The ideal set up would be a topper on the back of the truck and just build a "workbench" in the back.


----------



## WWAtty (Feb 16, 2008)

If you get a ground floor motel room, and can park close enough to it, why not run an extension cord out the window to your truck?  At least bring along a 100' cord in case you get such an opportunity.

If the motel clerk comes out, quickly turn off the lathe and say you're merely charging your battery. 

Cheers.


----------



## kirkfranks (Feb 16, 2008)

Marc,

Not to get you too far off your current track, but maybe a better alternative.
You say that your job is teaching.  Where are you going to be teaching at?  
If it is a school do they have indrstrial arts facilities (code for shop classroom).  

If not is there a local community college around that does?  I have heard of some community college have good setup for woodworking.  Perhaps you can sign up for a "individual study" course in woodworking and use their shop as much as you need.  You would have to pay tuition, but would also have access to a real shop.  Might even have more and better tools than at home and could expand your work some.


----------



## barrels (Feb 16, 2008)

Ok...Mark.... Like me you are sick.... we need help..this addiction is most cunning.

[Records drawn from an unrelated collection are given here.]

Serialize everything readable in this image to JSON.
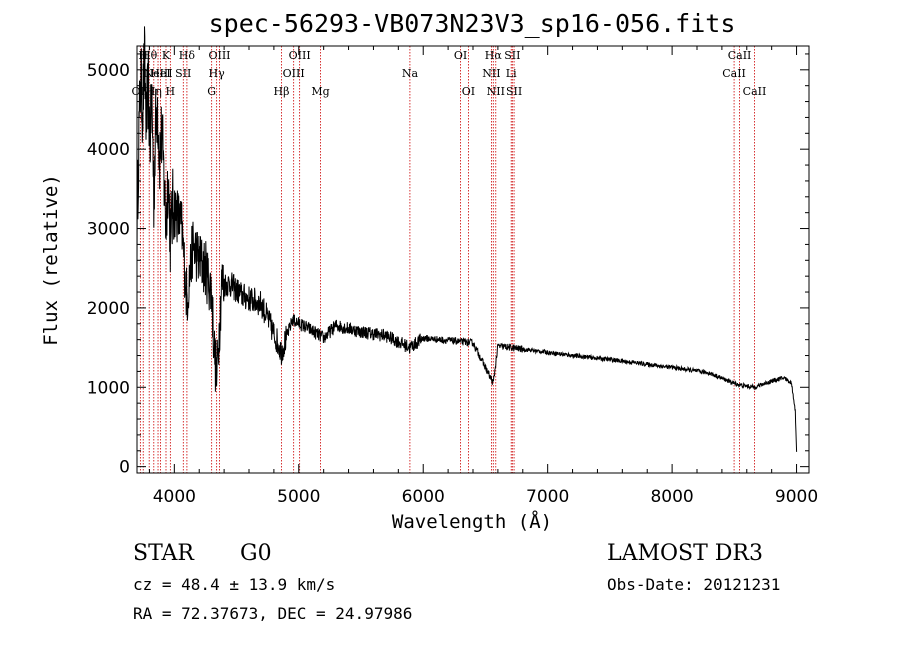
{
  "chart_data": {
    "type": "line",
    "title": "spec-56293-VB073N23V3_sp16-056.fits",
    "xlabel": "Wavelength (Å)",
    "ylabel": "Flux (relative)",
    "xlim": [
      3700,
      9100
    ],
    "ylim": [
      -80,
      5300
    ],
    "x_ticks": [
      4000,
      5000,
      6000,
      7000,
      8000,
      9000
    ],
    "y_ticks": [
      0,
      1000,
      2000,
      3000,
      4000,
      5000
    ],
    "spectrum_anchors": [
      [
        3700,
        3000
      ],
      [
        3715,
        4200
      ],
      [
        3730,
        4900
      ],
      [
        3745,
        4500
      ],
      [
        3760,
        5100
      ],
      [
        3775,
        4300
      ],
      [
        3790,
        4800
      ],
      [
        3805,
        4100
      ],
      [
        3820,
        4700
      ],
      [
        3835,
        3400
      ],
      [
        3850,
        4300
      ],
      [
        3865,
        4600
      ],
      [
        3880,
        3900
      ],
      [
        3900,
        4200
      ],
      [
        3920,
        3500
      ],
      [
        3933,
        3000
      ],
      [
        3950,
        3700
      ],
      [
        3968,
        2900
      ],
      [
        3990,
        3300
      ],
      [
        4020,
        3200
      ],
      [
        4060,
        3000
      ],
      [
        4101,
        2100
      ],
      [
        4150,
        2800
      ],
      [
        4200,
        2600
      ],
      [
        4250,
        2500
      ],
      [
        4300,
        2200
      ],
      [
        4320,
        1500
      ],
      [
        4340,
        1100
      ],
      [
        4380,
        2300
      ],
      [
        4450,
        2300
      ],
      [
        4550,
        2150
      ],
      [
        4700,
        2050
      ],
      [
        4861,
        1450
      ],
      [
        4950,
        1850
      ],
      [
        5100,
        1720
      ],
      [
        5200,
        1620
      ],
      [
        5300,
        1780
      ],
      [
        5500,
        1700
      ],
      [
        5700,
        1650
      ],
      [
        5893,
        1500
      ],
      [
        6000,
        1620
      ],
      [
        6200,
        1590
      ],
      [
        6400,
        1560
      ],
      [
        6563,
        1050
      ],
      [
        6600,
        1520
      ],
      [
        6800,
        1480
      ],
      [
        7000,
        1440
      ],
      [
        7200,
        1400
      ],
      [
        7500,
        1350
      ],
      [
        7800,
        1290
      ],
      [
        8000,
        1250
      ],
      [
        8300,
        1180
      ],
      [
        8498,
        1050
      ],
      [
        8542,
        1030
      ],
      [
        8662,
        1000
      ],
      [
        8800,
        1080
      ],
      [
        8900,
        1120
      ],
      [
        8960,
        1050
      ],
      [
        8990,
        700
      ],
      [
        9000,
        200
      ]
    ],
    "lines": [
      {
        "wavelength": 3727,
        "label": "OII",
        "row": 3
      },
      {
        "wavelength": 3750,
        "label": "H",
        "row": 1
      },
      {
        "wavelength": 3798,
        "label": "Hθ",
        "row": 1
      },
      {
        "wavelength": 3835,
        "label": "Hη",
        "row": 3
      },
      {
        "wavelength": 3869,
        "label": "NeIII",
        "row": 2
      },
      {
        "wavelength": 3889,
        "label": "HeI",
        "row": 2
      },
      {
        "wavelength": 3933,
        "label": "K",
        "row": 1
      },
      {
        "wavelength": 3968,
        "label": "H",
        "row": 3
      },
      {
        "wavelength": 4072,
        "label": "SII",
        "row": 2
      },
      {
        "wavelength": 4101,
        "label": "Hδ",
        "row": 1
      },
      {
        "wavelength": 4300,
        "label": "G",
        "row": 3
      },
      {
        "wavelength": 4340,
        "label": "Hγ",
        "row": 2
      },
      {
        "wavelength": 4363,
        "label": "OIII",
        "row": 1
      },
      {
        "wavelength": 4861,
        "label": "Hβ",
        "row": 3
      },
      {
        "wavelength": 4959,
        "label": "OIII",
        "row": 2
      },
      {
        "wavelength": 5007,
        "label": "OIII",
        "row": 1
      },
      {
        "wavelength": 5175,
        "label": "Mg",
        "row": 3
      },
      {
        "wavelength": 5893,
        "label": "Na",
        "row": 2
      },
      {
        "wavelength": 6300,
        "label": "OI",
        "row": 1
      },
      {
        "wavelength": 6363,
        "label": "OI",
        "row": 3
      },
      {
        "wavelength": 6548,
        "label": "NII",
        "row": 2
      },
      {
        "wavelength": 6563,
        "label": "Hα",
        "row": 1
      },
      {
        "wavelength": 6583,
        "label": "NII",
        "row": 3
      },
      {
        "wavelength": 6707,
        "label": "Li",
        "row": 2
      },
      {
        "wavelength": 6716,
        "label": "SII",
        "row": 1
      },
      {
        "wavelength": 6730,
        "label": "SII",
        "row": 3
      },
      {
        "wavelength": 8498,
        "label": "CaII",
        "row": 2
      },
      {
        "wavelength": 8542,
        "label": "CaII",
        "row": 1
      },
      {
        "wavelength": 8662,
        "label": "CaII",
        "row": 3
      }
    ],
    "colors": {
      "spectrum": "#000000",
      "lines": "#cc0000",
      "axes": "#000000"
    }
  },
  "info": {
    "class": "STAR",
    "subclass": "G0",
    "survey": "LAMOST DR3",
    "cz": "cz = 48.4 ± 13.9 km/s",
    "obs_date": "Obs-Date: 20121231",
    "coords": "RA =  72.37673, DEC =  24.97986"
  }
}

I thought when I started talking to wood and when I was driving, eating,working and being with my family all I thought about was turning pens... oh boy we are in trouble.... You got me though I neer thought of taking my lathe with me... hum...[][][:0]


----------



## jughead (Feb 17, 2008)

> _Originally posted by GoodTurns_
> 
> he turns tree trims down by the truck tail.....



Now thats funny right there......... I don't care who you are


----------



## Draken (Feb 17, 2008)

Be careful about selling out of the back of your pickup.  Something about some pesky business licenses, vendor permits, no soliciting on the premises types of things.


----------



## Marc Phillips (Feb 18, 2008)

> _Originally posted by Ron in Drums PA_
> 
> 
> 
> ...



I knew that!

I LMAO at the image of me hiding in a remote corner somewhere.... sniffing CA and chattering to myself... []


----------



## Marc Phillips (Feb 18, 2008)

Still checking this out.... it is starting to look like I will be able to just run an extension cord at the places I was thinking about.... not sure about being right on the beach though... those folks are here to drink and uh.... other stuff and don't really look like folks who would fork out some serious money for a good pen... 

Maybe I should look into video taping .... could call it "Pens gone Wild"


----------